Mensagem por Narrador HDH em Qui Jul 09 2009, 15:42

- Eu NÃO vou salvá-la! Essa VACA matou o Carl! Teu Escudo, Godhand, TEU ESCUDO!

Estava no estado entre a consciência e a inconsciência. Seus olhos quase fechados, apenas viam vultos à sua volta.

- Por que não deixou a deixar morrer, Alex?! POR QUE?!

Deixou a inconsciência vir e, junto com ela, os sonhos... via imagens de seu irmão, de seus amigos. Via imagem do seu próprio mundo que havia desabado em questão de minutos desde a noite passada.

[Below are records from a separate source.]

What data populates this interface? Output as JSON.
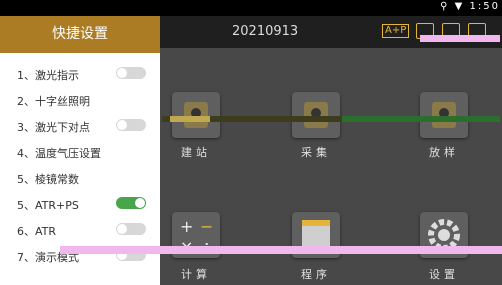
{
  "status": {
    "time_partial": "1:50"
  },
  "sidebar": {
    "title": "快捷设置",
    "items": [
      {
        "label": "1、激光指示",
        "toggle": false
      },
      {
        "label": "2、十字丝照明"
      },
      {
        "label": "3、激光下对点",
        "toggle": false
      },
      {
        "label": "4、温度气压设置"
      },
      {
        "label": "5、棱镜常数"
      },
      {
        "label": "5、ATR+PS",
        "toggle": true
      },
      {
        "label": "6、ATR",
        "toggle": false
      },
      {
        "label": "7、演示模式",
        "toggle": false
      }
    ]
  },
  "topbar": {
    "title": "20210913",
    "aplus": "A+P"
  },
  "tiles": [
    {
      "label": "建站"
    },
    {
      "label": "采集"
    },
    {
      "label": "放样"
    },
    {
      "label": "计算"
    },
    {
      "label": "程序"
    },
    {
      "label": "设置"
    }
  ],
  "colors": {
    "accent": "#ab7c24",
    "toggle_on": "#47a64a",
    "topbar_accent": "#e5b53a"
  }
}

A russa que quase havia a degolado.

O caçador.

Carl...

Poderia morrer agora.

_______________________________

Era um apartamento em algum lugar no centro de Chicago. Um apartamento grande, com três dormitórios, sala, cozinha e dois banheiros. Poderia ser o apartamento de um executivo, um advogado ou algo semelhante.

Mas alguns detalhes tornava-o único.

O lugar era escuro, com todas as janelas tendo a iluminação externa impedida de entrar por grossas persianas.

Por trás da porta de entrada, havia uma barricada com sacos de areia que se acumulavam até metade da altura da porta.

Não haviam decorações. As paredes eram brancas, sem adornos, mas sujas. As vezes manchas de sangue se confundiam na sujeira.

A cozinha era separada da sala apenas por um balcão de mármore e possuía todos os “apetrechos” de uma cozinha comum. Mas possuía diversos engradados de água encostados próximo a um freezer externo, grande o suficiente para colocar um corpo humano.

Na sala, um suntuoso e confortável sofá, iluminado apenas pela parca iluminação de uma lâmpada de teto. Havia papéis espalhados pela pequena mesa de café a frente do sofá. Nomes, mapas, fotos, jornais, anotações. A madeira era marcada por manchas em formas de círculos, provavelmente copos de cafés usados ao longo da noite para manter-se acordado.

Havia uma bíblia caída no chão.

Em um dos quartos estava Aallyia. Seu corpo estava estendido sobre uma mesa de operação e imaginou, por um momento, realmente estar em um hospital quando um pouco de sua consciência retornou. Seu corpo estava coberto por bandagens onde haviam sido feito os ferimentos (ombro e pescoço). Ainda sentia dor, mas estava viva.

Pensou estar em um hospital.

Mas aquele lugar mais parecia um matadouro pelo tanto de sangue que cobria o aposento.

O carpete tinha um terrível cheiro pela mistura de fluídos humanos e a falta de cuidado com a limpeza ao longo dos tempos.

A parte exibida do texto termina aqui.